Did you resolve to make improvements to your landing pages this year?
Our copywriting agency clients are right there with you. These marketers and businesses are taking a look at the last twelve months and forming plans for the coming twelve.
The first thing on their list is improving conversion rates on their landing pages.
They know that using a web copywriter to create engaging copy that connects and sells to their customers is the most cost-effective way to improve their pages.
Here is a summary of a few of the ways our copywriters are doing this:
1) Focussing the copy on one page goal
Begin by writing down the SINGLE goal for the page – what is the one thing you want people to do on the page?
When you identify this goal, write all the copy on the page directing the reader toward that one goal.
Only then can you think about 2 more goal options for the page and how these will work together with the main goal.
If the visitor doesn’t buy (read, compare, call) today, what else can you offer?
- Could they sign up to your newsletter?
- Is there another offer that might be better suited to their interests?
- Instead of losing them to a ‘back button’ pique their curiosity with more content elsewhere on your site: blog posts, articles, whitepapers, even an interesting comment.
Some marketers will tell you to have only on achievable action on a page, but I believe that is poor customer service. For most of the businesses we work with, they find that it’s better for them to move visitors through their sales message across their site than to give them no other option but ‘escape’ or ‘convert’ on a landing page.
2) Rewriting the call to action to focus on the action
Sometimes our web developers and designers are in a rush and they drop in buttons and calls-to-action that DO the action, but don’t tell the visitor what to expect.
Web copywriters rewrite buttons, link text, ad copy, and calls-to-action to support the page goal from number 1 and to remind the reader what action they are performing. This helps conversion and it’s good usability.

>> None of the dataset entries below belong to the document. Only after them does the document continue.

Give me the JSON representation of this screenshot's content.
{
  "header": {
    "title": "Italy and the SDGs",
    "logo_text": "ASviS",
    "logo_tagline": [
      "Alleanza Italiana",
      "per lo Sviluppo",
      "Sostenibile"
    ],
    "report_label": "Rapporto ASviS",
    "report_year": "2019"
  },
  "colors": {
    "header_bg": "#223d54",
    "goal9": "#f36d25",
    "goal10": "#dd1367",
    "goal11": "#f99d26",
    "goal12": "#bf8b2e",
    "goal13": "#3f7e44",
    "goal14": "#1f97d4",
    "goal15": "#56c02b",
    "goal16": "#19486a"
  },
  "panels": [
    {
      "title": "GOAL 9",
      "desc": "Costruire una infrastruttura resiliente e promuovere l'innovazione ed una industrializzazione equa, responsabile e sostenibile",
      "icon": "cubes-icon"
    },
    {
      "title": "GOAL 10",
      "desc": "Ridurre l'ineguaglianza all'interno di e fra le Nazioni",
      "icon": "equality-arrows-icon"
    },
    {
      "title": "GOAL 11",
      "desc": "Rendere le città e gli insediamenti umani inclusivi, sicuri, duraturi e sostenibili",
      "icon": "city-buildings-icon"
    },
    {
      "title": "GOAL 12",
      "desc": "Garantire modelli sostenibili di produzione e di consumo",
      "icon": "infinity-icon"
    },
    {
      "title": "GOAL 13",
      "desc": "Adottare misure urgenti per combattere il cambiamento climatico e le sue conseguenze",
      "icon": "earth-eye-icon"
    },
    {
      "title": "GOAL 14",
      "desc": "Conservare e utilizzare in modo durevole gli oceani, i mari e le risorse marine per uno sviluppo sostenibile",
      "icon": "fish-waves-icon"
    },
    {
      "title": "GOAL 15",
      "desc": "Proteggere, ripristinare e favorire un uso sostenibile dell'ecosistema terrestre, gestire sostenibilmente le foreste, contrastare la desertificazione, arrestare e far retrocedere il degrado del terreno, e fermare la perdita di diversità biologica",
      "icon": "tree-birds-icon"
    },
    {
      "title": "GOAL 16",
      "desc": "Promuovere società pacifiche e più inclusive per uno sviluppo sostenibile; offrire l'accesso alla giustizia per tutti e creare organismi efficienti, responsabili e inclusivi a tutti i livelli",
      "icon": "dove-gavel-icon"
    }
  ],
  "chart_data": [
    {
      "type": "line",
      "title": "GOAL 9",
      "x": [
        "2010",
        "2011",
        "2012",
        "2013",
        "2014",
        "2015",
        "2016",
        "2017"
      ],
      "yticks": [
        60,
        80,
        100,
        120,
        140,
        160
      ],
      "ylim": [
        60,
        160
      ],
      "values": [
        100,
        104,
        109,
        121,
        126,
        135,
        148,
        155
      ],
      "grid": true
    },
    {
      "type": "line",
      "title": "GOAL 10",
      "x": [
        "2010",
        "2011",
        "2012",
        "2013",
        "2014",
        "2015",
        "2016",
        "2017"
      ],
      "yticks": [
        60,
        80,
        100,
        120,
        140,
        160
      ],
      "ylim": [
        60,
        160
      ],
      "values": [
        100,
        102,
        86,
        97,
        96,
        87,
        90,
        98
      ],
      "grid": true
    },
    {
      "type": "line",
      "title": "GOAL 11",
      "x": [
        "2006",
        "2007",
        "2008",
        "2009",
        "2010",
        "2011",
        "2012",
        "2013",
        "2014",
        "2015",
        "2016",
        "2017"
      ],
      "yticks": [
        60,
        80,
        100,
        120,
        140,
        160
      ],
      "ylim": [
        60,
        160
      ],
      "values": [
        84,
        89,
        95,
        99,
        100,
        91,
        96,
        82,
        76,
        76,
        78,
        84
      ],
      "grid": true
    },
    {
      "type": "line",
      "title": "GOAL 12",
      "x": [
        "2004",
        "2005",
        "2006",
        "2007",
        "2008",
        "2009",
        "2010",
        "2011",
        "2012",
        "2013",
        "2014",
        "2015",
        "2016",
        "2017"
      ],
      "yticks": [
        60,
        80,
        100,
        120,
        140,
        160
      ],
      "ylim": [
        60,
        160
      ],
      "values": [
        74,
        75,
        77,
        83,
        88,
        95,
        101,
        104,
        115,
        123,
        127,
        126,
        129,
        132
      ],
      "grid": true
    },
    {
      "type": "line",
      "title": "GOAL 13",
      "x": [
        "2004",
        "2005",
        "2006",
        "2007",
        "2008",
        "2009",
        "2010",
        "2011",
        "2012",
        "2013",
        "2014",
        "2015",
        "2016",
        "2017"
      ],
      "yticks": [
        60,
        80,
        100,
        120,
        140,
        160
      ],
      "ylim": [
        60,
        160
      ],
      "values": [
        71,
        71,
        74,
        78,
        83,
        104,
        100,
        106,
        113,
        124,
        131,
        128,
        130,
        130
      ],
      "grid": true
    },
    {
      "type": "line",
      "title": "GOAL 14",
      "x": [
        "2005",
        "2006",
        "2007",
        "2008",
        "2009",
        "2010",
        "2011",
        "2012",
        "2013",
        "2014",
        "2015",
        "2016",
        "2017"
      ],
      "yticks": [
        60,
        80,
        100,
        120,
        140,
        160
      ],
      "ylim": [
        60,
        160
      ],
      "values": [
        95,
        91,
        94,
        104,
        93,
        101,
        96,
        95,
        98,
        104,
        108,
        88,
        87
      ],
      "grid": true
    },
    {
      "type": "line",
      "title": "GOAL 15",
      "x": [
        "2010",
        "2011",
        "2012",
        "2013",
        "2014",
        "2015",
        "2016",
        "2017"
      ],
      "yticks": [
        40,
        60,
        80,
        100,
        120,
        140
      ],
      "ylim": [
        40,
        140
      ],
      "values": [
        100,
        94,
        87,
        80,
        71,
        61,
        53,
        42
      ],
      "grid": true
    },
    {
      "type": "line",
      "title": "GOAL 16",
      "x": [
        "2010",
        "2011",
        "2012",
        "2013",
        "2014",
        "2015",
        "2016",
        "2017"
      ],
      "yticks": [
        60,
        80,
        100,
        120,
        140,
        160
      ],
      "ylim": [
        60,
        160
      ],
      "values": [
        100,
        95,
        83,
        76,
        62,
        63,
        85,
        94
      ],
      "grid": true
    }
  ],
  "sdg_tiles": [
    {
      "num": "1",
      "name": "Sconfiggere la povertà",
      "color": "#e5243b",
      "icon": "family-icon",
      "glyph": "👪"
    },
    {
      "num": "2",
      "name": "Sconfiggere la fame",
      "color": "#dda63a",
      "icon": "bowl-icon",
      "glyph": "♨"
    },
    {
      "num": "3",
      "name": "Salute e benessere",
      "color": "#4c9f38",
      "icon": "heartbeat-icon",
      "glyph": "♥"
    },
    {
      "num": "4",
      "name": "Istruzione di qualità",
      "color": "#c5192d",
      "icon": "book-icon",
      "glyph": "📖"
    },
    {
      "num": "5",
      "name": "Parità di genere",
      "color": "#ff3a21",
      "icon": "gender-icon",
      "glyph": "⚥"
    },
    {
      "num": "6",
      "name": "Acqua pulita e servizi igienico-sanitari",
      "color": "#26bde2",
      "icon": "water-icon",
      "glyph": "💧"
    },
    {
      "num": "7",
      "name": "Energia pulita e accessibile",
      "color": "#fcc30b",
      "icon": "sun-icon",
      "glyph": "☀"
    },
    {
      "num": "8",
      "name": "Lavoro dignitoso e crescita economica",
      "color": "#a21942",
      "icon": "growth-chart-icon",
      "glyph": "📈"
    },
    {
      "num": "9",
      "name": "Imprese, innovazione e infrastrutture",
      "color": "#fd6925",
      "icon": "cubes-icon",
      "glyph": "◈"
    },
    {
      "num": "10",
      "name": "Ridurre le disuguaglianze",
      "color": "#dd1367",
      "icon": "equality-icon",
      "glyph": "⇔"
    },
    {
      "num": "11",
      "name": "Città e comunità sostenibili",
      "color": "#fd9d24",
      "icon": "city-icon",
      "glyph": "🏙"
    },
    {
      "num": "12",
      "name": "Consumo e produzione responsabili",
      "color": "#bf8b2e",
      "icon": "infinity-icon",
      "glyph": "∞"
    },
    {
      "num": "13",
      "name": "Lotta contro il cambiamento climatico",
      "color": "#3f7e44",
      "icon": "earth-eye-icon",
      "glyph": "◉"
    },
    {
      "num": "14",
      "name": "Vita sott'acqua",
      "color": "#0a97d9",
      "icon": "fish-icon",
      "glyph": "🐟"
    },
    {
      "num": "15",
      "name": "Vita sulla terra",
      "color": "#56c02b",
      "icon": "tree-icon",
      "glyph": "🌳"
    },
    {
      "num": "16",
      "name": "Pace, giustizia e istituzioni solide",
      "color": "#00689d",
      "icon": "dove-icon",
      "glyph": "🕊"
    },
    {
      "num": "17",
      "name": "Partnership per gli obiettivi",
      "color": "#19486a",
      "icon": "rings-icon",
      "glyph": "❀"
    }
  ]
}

The usual newsletter sign up button saying ‘submit’ focusses on the technology of the form, not on what the person is doing (or wants to do). Instead, we write actions like ‘sign up’ or ‘register’ or ‘subscribe’ depending on the context to support the visitor’s understanding of the intent.
I don’t like submitting to anyone, but I often register for content or subscribe to mailing lists.
3) Brushing up the SEO copywriting
We’re a copywriting agency and we often are asked to review, write or rewrite SEO copywriting for our clients’ landing pages. This is either because they have a new SEO programme they are implementing, or they are improving or amending their keyword selection.
The exact activities vary depending on the topic and the content we’re working with; but, generally we’ll look at:
- SEO keywords and how they are used throughout the page
- focus especially on the headings, first paragraphs, and link copy
- Image ALT attributes and keyword use
- Meta tag copywriting such as HTML title tags and meta descriptions
With the Google updates of last year, SEO copywriting is now (thankfully) about quality content, not ‘keyword stuffing’ so you need to understand the SEO side and the composition side of copywriting to do this the right way.